China bought $US19.6 billion worth of US agricultural commodities in 2017, up 136 per cent from a decade ago. This included 61.2 per cent of the US's soybean crop, the US's most significant agricultural export, worth $US21.6 billion a year.
China's recent imposition of a 25 per cent tariff on US soybeans has potential wide-ranging effects in both economies.
Soybean sales from the US to China fell 96 per cent between November 2017 and November 2018, according to US Department of Agriculture figures.
“Suddenly US soybean farmers have had to make their product 25 per cent cheaper to sell it at the same price to China as farmers in Brazil or Argentina," Moscoso says. “The US already has an extremely efficient infrastructure for exporting soybeans. There isn't much more they can do to bring down the price of production."

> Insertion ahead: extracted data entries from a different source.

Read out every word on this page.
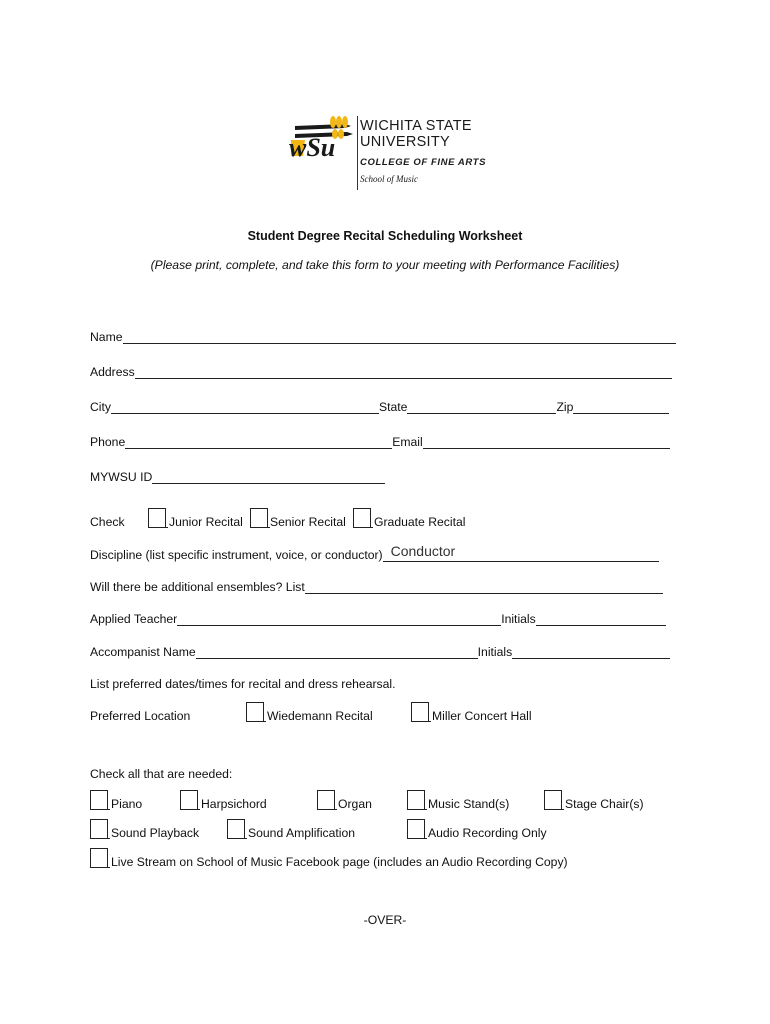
wSu
WICHITA STATE
UNIVERSITY
COLLEGE OF FINE ARTS
School of Music
Student Degree Recital Scheduling Worksheet
(Please print, complete, and take this form to your meeting with Performance Facilities)
Name
Address
City	State	Zip
Phone	Email
MYWSU ID
Check	Junior Recital Senior Recital Graduate Recital
Discipline (list specific instrument, voice, or conductor) Conductor
Will there be additional ensembles? List
Applied Teacher	Initials
Accompanist Name	Initials
List preferred dates/times for recital and dress rehearsal.
Preferred Location	Wiedemann Recital	Miller Concert Hall
Check all that are needed:
Piano	Harpsichord	Organ	Music Stand(s)	Stage Chair(s)
Sound Playback	Sound Amplification	Audio Recording Only
Live Stream on School of Music Facebook page (includes an Audio Recording Copy)
-OVER-
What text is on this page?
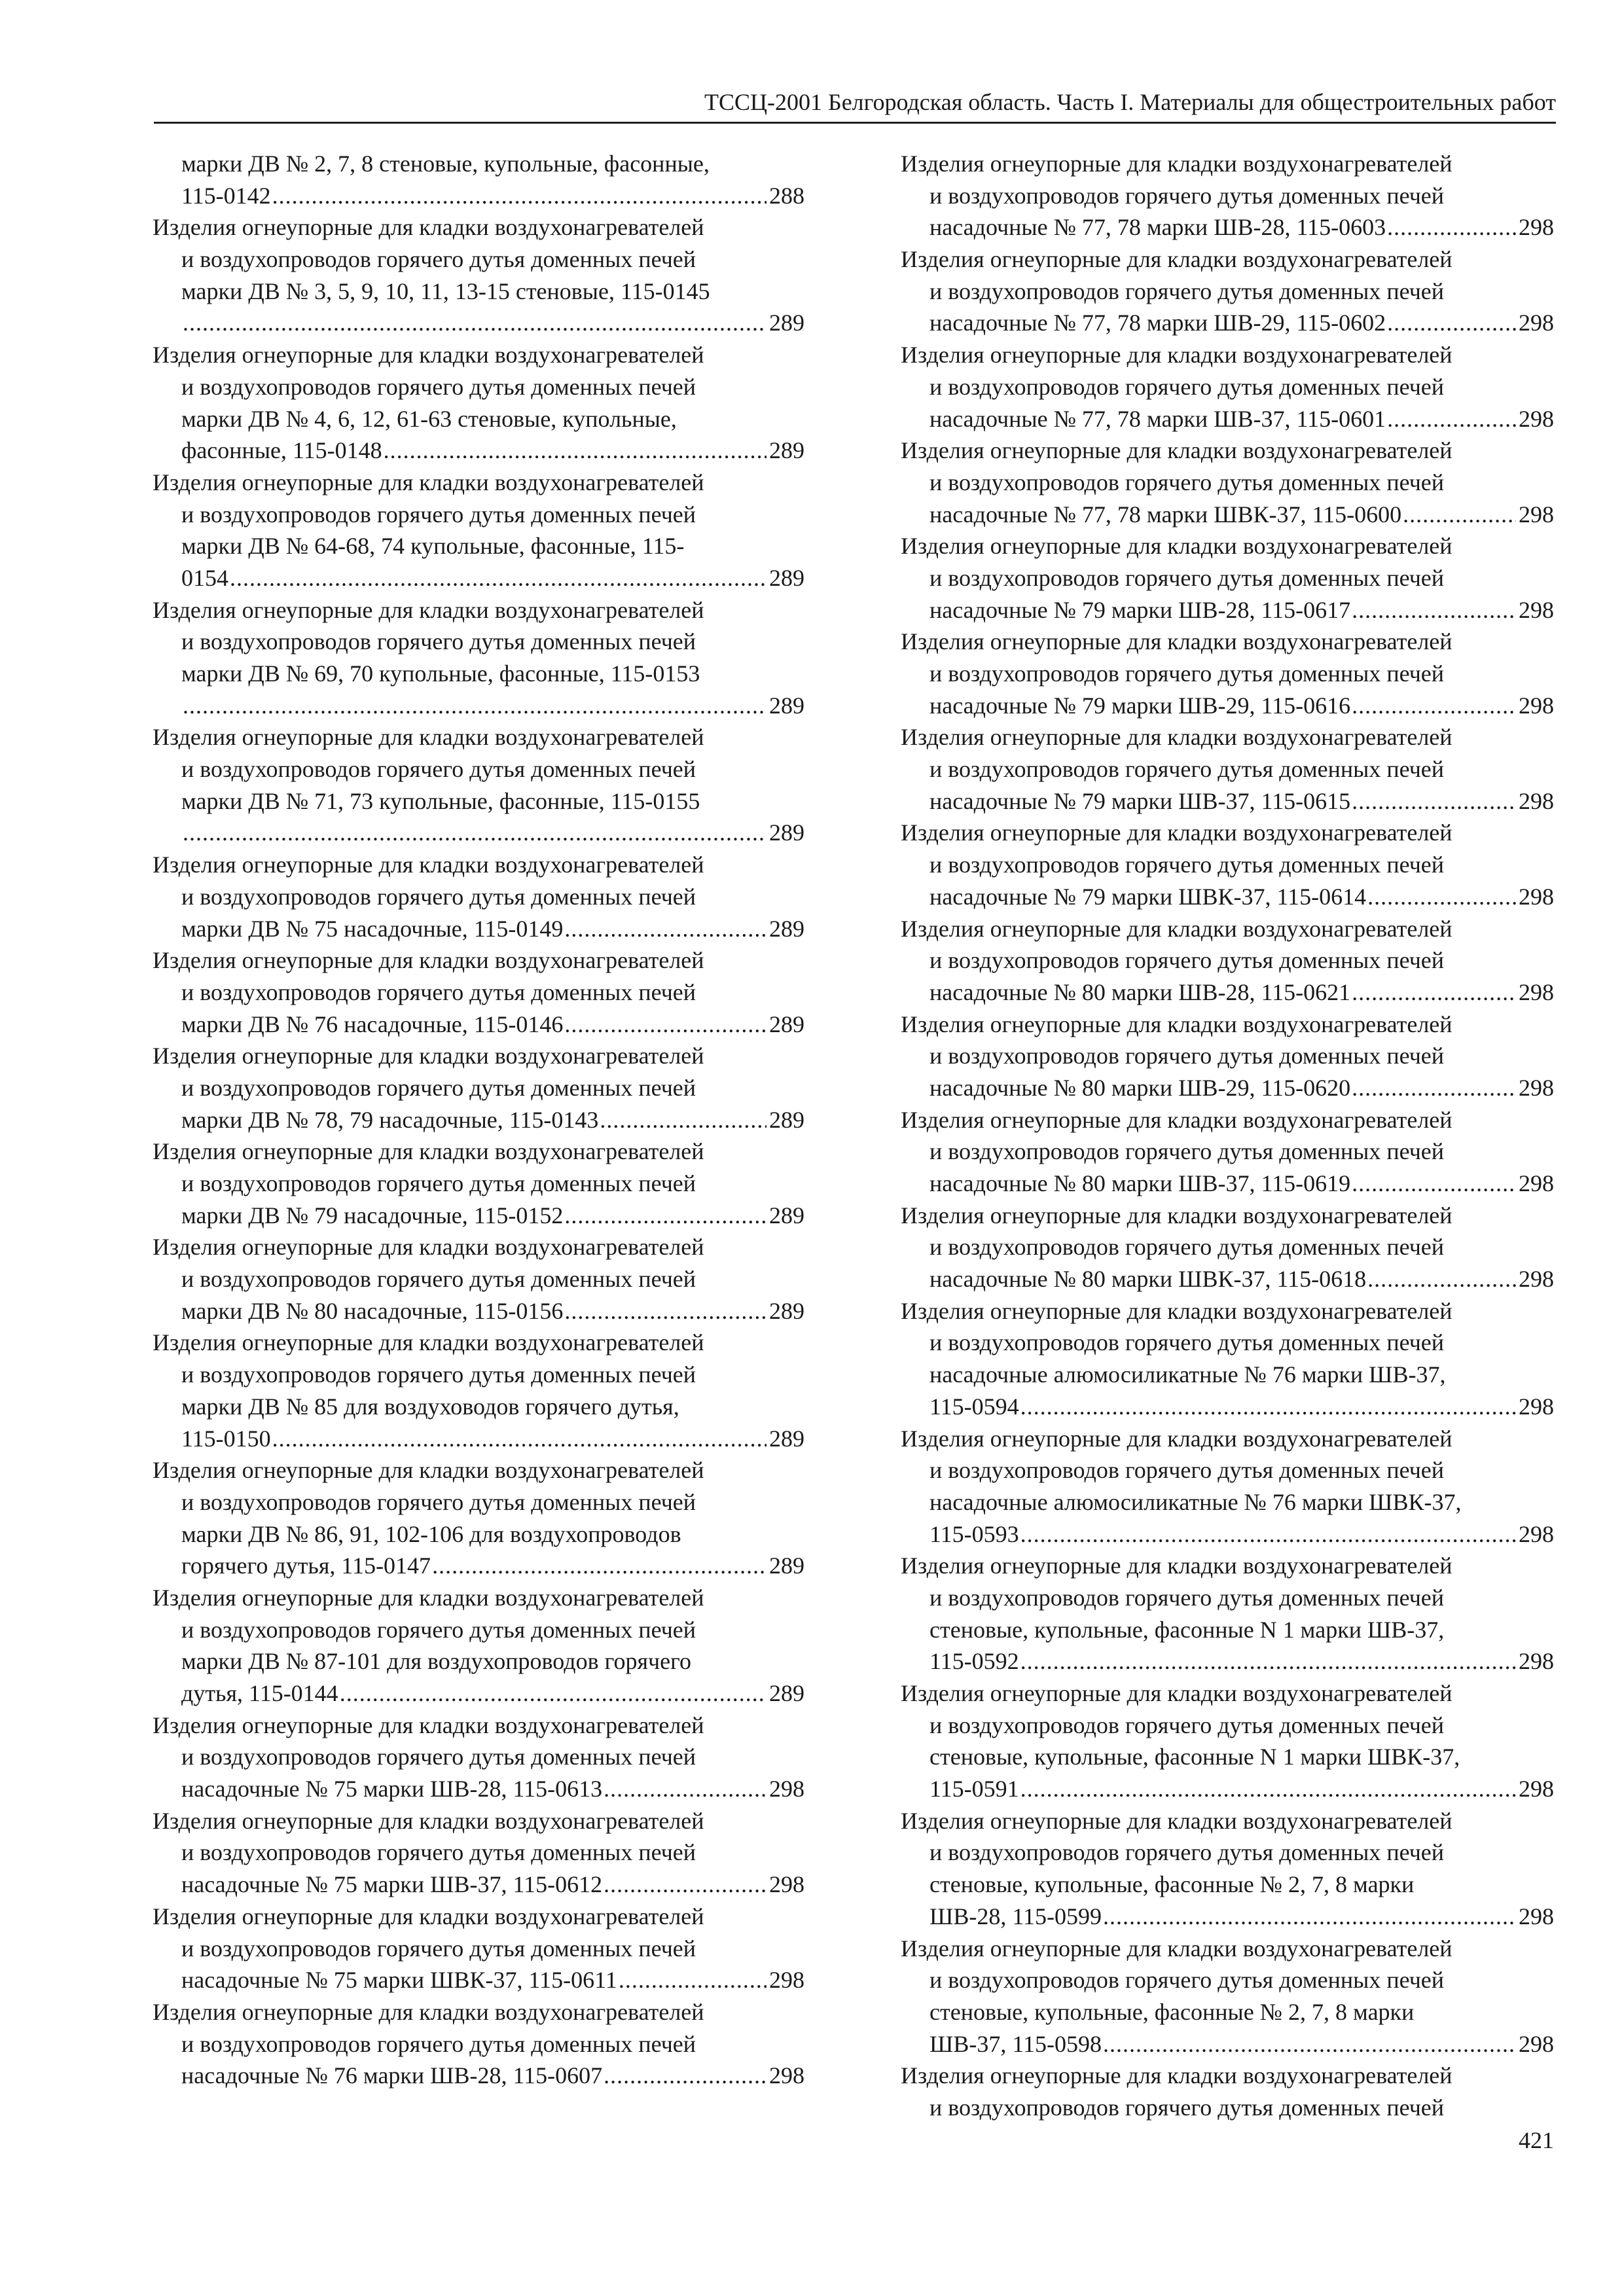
ТССЦ-2001 Белгородская область. Часть I. Материалы для общестроительных работ
марки ДВ № 2, 7, 8 стеновые, купольные, фасонные,
115-0142 .....	288
Изделия огнеупорные для кладки воздухонагревателей
и воздухопроводов горячего дутья доменных печей
марки ДВ № 3, 5, 9, 10, 11, 13-15 стеновые, 115-0145
.....
289
Изделия огнеупорные для кладки воздухонагревателей
и воздухопроводов горячего дутья доменных печей
марки ДВ № 4, 6, 12, 61-63 стеновые, купольные,
фасонные, 115-0148 .....	289
Изделия огнеупорные для кладки воздухонагревателей
и воздухопроводов горячего дутья доменных печей
марки ДВ № 64-68, 74 купольные, фасонные, 115-
0154 .....	289
Изделия огнеупорные для кладки воздухонагревателей
и воздухопроводов горячего дутья доменных печей
марки ДВ № 69, 70 купольные, фасонные, 115-0153
.....
289
Изделия огнеупорные для кладки воздухонагревателей
и воздухопроводов горячего дутья доменных печей
марки ДВ № 71, 73 купольные, фасонные, 115-0155
.....
289
Изделия огнеупорные для кладки воздухонагревателей
и воздухопроводов горячего дутья доменных печей
марки ДВ № 75 насадочные, 115-0149 .....	289
Изделия огнеупорные для кладки воздухонагревателей
и воздухопроводов горячего дутья доменных печей
марки ДВ № 76 насадочные, 115-0146 .....	289
Изделия огнеупорные для кладки воздухонагревателей
и воздухопроводов горячего дутья доменных печей
марки ДВ № 78, 79 насадочные, 115-0143 .....	289
Изделия огнеупорные для кладки воздухонагревателей
и воздухопроводов горячего дутья доменных печей
марки ДВ № 79 насадочные, 115-0152 .....	289
Изделия огнеупорные для кладки воздухонагревателей
и воздухопроводов горячего дутья доменных печей
марки ДВ № 80 насадочные, 115-0156 .....	289
Изделия огнеупорные для кладки воздухонагревателей
и воздухопроводов горячего дутья доменных печей
марки ДВ № 85 для воздуховодов горячего дутья,
115-0150 .....	289
Изделия огнеупорные для кладки воздухонагревателей
и воздухопроводов горячего дутья доменных печей
марки ДВ № 86, 91, 102-106 для воздухопроводов
горячего дутья, 115-0147 .....	289
Изделия огнеупорные для кладки воздухонагревателей
и воздухопроводов горячего дутья доменных печей
марки ДВ № 87-101 для воздухопроводов горячего
дутья, 115-0144 .....	289
Изделия огнеупорные для кладки воздухонагревателей
и воздухопроводов горячего дутья доменных печей
насадочные № 75 марки ШВ-28, 115-0613 .....	298
Изделия огнеупорные для кладки воздухонагревателей
и воздухопроводов горячего дутья доменных печей
насадочные № 75 марки ШВ-37, 115-0612 .....	298
Изделия огнеупорные для кладки воздухонагревателей
и воздухопроводов горячего дутья доменных печей
насадочные № 75 марки ШВК-37, 115-0611 .....	298
Изделия огнеупорные для кладки воздухонагревателей
и воздухопроводов горячего дутья доменных печей
насадочные № 76 марки ШВ-28, 115-0607 .....	298
Изделия огнеупорные для кладки воздухонагревателей
и воздухопроводов горячего дутья доменных печей
насадочные № 77, 78 марки ШВ-28, 115-0603 .....	298
Изделия огнеупорные для кладки воздухонагревателей
и воздухопроводов горячего дутья доменных печей
насадочные № 77, 78 марки ШВ-29, 115-0602 .....	298
Изделия огнеупорные для кладки воздухонагревателей
и воздухопроводов горячего дутья доменных печей
насадочные № 77, 78 марки ШВ-37, 115-0601 .....	298
Изделия огнеупорные для кладки воздухонагревателей
и воздухопроводов горячего дутья доменных печей
насадочные № 77, 78 марки ШВК-37, 115-0600 .....	298
Изделия огнеупорные для кладки воздухонагревателей
и воздухопроводов горячего дутья доменных печей
насадочные № 79 марки ШВ-28, 115-0617 .....	298
Изделия огнеупорные для кладки воздухонагревателей
и воздухопроводов горячего дутья доменных печей
насадочные № 79 марки ШВ-29, 115-0616 .....	298
Изделия огнеупорные для кладки воздухонагревателей
и воздухопроводов горячего дутья доменных печей
насадочные № 79 марки ШВ-37, 115-0615 .....	298
Изделия огнеупорные для кладки воздухонагревателей
и воздухопроводов горячего дутья доменных печей
насадочные № 79 марки ШВК-37, 115-0614 .....	298
Изделия огнеупорные для кладки воздухонагревателей
и воздухопроводов горячего дутья доменных печей
насадочные № 80 марки ШВ-28, 115-0621 .....	298
Изделия огнеупорные для кладки воздухонагревателей
и воздухопроводов горячего дутья доменных печей
насадочные № 80 марки ШВ-29, 115-0620 .....	298
Изделия огнеупорные для кладки воздухонагревателей
и воздухопроводов горячего дутья доменных печей
насадочные № 80 марки ШВ-37, 115-0619 .....	298
Изделия огнеупорные для кладки воздухонагревателей
и воздухопроводов горячего дутья доменных печей
насадочные № 80 марки ШВК-37, 115-0618 .....	298
Изделия огнеупорные для кладки воздухонагревателей
и воздухопроводов горячего дутья доменных печей
насадочные алюмосиликатные № 76 марки ШВ-37,
115-0594 .....	298
Изделия огнеупорные для кладки воздухонагревателей
и воздухопроводов горячего дутья доменных печей
насадочные алюмосиликатные № 76 марки ШВК-37,
115-0593 .....	298
Изделия огнеупорные для кладки воздухонагревателей
и воздухопроводов горячего дутья доменных печей
стеновые, купольные, фасонные N 1 марки ШВ-37,
115-0592 .....	298
Изделия огнеупорные для кладки воздухонагревателей
и воздухопроводов горячего дутья доменных печей
стеновые, купольные, фасонные N 1 марки ШВК-37,
115-0591 .....	298
Изделия огнеупорные для кладки воздухонагревателей
и воздухопроводов горячего дутья доменных печей
стеновые, купольные, фасонные № 2, 7, 8 марки
ШВ-28, 115-0599 .....	298
Изделия огнеупорные для кладки воздухонагревателей
и воздухопроводов горячего дутья доменных печей
стеновые, купольные, фасонные № 2, 7, 8 марки
ШВ-37, 115-0598 .....	298
Изделия огнеупорные для кладки воздухонагревателей
и воздухопроводов горячего дутья доменных печей
421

Brazil is expected to overtake the US this year as the world's largest soybean exporter as it steps up to meet Chinese demand.
But Moscoso expects China's government will need to act if Brazil is unable to meet China's demand or if other factors cause the price of soybeans to climb.
“Governments intervene in agricultural markets more than others because people need to eat," Moscoso says. “When prices rise - usually as the result of a prolonged drought but also potentially through trade barriers - this can have a real impact on the population. So governments start buying to keep prices stable."
Moscoso believes the US and China will reach a mutually beneficial agreement in their trade dispute.
“There are rarely any winners out of trade wars but on this occasion, other producing countries may end up in a better position and the flow of agricultural trade around the world could end up looking very different," he says.
“There could also be an upside for China and US in not being too reliant on each other for agricultural trade. This comes in the form of new trade relationships and new investment in agricultural production in other parts of the world. This will help to protect global food production from acute weather events in small regions of the world in future. One thing is for certain, next year will be a volatile year across many assets, and especially commodities.”